NEW TOWN – The Mandan, Hidatsa and Arikara Nation is condemning the efforts by state officials to intervene in a mineral property lawsuit.

“MHA Nation has a long history of standing up to deception, greed and broken promises, and we will continue to stand firmly in the truth,” said Mark Fox, chairman of the MHA Nation (Three Affiliated Tribes) in a prepared statement.

“The truth endures and remains evident – the Missouri riverbed was held in trust by the federal government for the MHA Nation before North Dakota became a state. Since before our original treaties, the Missouri riverbed within what’s left of our reservation has belonged to the MHA Nation.
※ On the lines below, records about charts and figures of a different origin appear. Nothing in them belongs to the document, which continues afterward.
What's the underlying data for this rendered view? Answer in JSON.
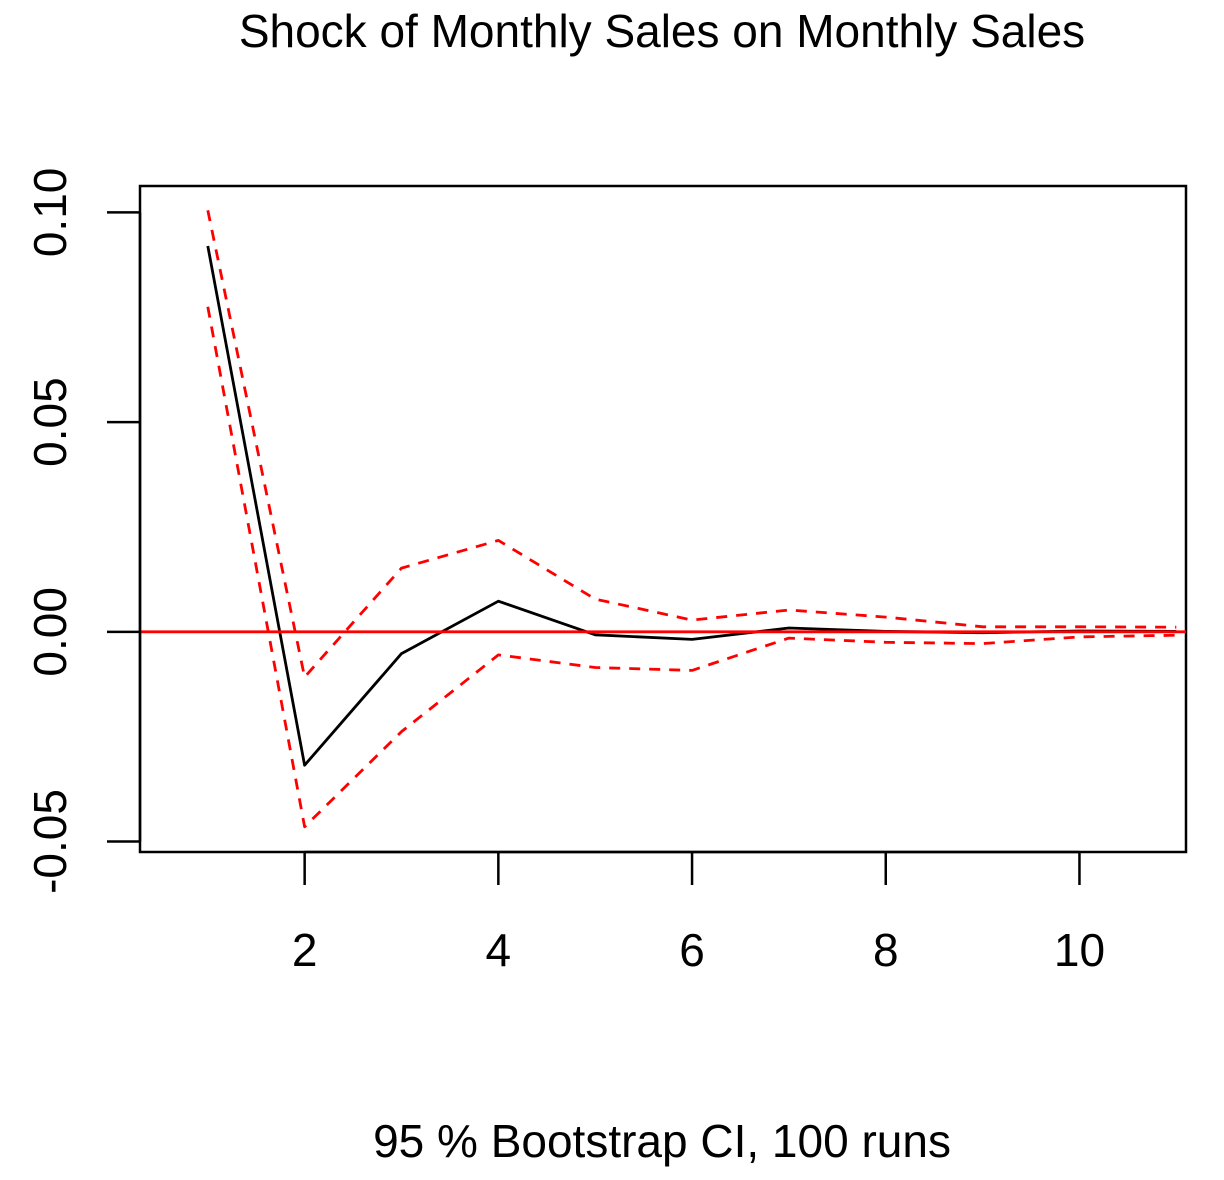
{
  "chart_data": {
    "type": "line",
    "title": "Shock of Monthly Sales on Monthly Sales",
    "xlabel": "95 % Bootstrap CI,  100 runs",
    "ylabel": "",
    "xlim": [
      0.3,
      11.1
    ],
    "ylim": [
      -0.0525,
      0.1063
    ],
    "x_ticks": [
      2,
      4,
      6,
      8,
      10
    ],
    "x_tick_labels": [
      "2",
      "4",
      "6",
      "8",
      "10"
    ],
    "y_ticks": [
      -0.05,
      0.0,
      0.05,
      0.1
    ],
    "y_tick_labels": [
      "-0.05",
      "0.00",
      "0.05",
      "0.10"
    ],
    "grid": false,
    "x": [
      1,
      2,
      3,
      4,
      5,
      6,
      7,
      8,
      9,
      10,
      11
    ],
    "reference_line": {
      "y": 0,
      "color": "#ff0000"
    },
    "series": [
      {
        "role": "response",
        "style": "solid",
        "color": "#000000",
        "values": [
          0.092,
          -0.0318,
          -0.0052,
          0.0073,
          -0.0007,
          -0.0018,
          0.0009,
          0.0001,
          -0.0002,
          0.0002,
          0.0001
        ]
      },
      {
        "role": "upper",
        "style": "dashed",
        "color": "#ff0000",
        "values": [
          0.1005,
          -0.0108,
          0.0152,
          0.0218,
          0.0078,
          0.0028,
          0.0052,
          0.0035,
          0.0012,
          0.0012,
          0.0011
        ]
      },
      {
        "role": "lower",
        "style": "dashed",
        "color": "#ff0000",
        "values": [
          0.0775,
          -0.0465,
          -0.0238,
          -0.0055,
          -0.0085,
          -0.0092,
          -0.0015,
          -0.0025,
          -0.0028,
          -0.0012,
          -0.0008
        ]
      }
    ]
  }
}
Again and again, over the decades, the DOI (Department of Interior) has expressly acknowledged that the Missouri riverbed and the minerals beneath it have legally belonged to the MHA Nation within the Fort Berthold Reservation. Stand for what’s right – stand with the MHA Nation,” Fox said.

According to tribal information, on Aug. 10, North Dakota filed a motion to intervene in the MHA Nation’s lawsuit against the Department of Interior. The suit claims the Interior Department illegally took the MHA Nation’s property rights in the Missouri riverbed on the Fort Berthold Reservation and breached its fiduciary trust and treaty duties. The riverbed mineral property rights have been legally recognized by the Interior Department as belonging to the MHA Nation for over 80 years. In a recent opinion by Interior Solicitor Daniel Jorjani, acting on a request from North Dakota state officials, Jorjani purported to defy the decades old Interior Department precedent by stating that the minerals belonged to the state of North Dakota. The action resulted in the MHA Nation’s lawsuit.

In the motion to intervene, the state seeks the opportunity to prop up the Jorjani opinion, hoping for a second chance at claiming the MHA Nation’s reservation minerals. The state lost the same claim to the riverbed back in 1979 before the Interior Board of Land Appeals, a decision which became binding after the state failed to appeal, the information from the MHA Nation also said.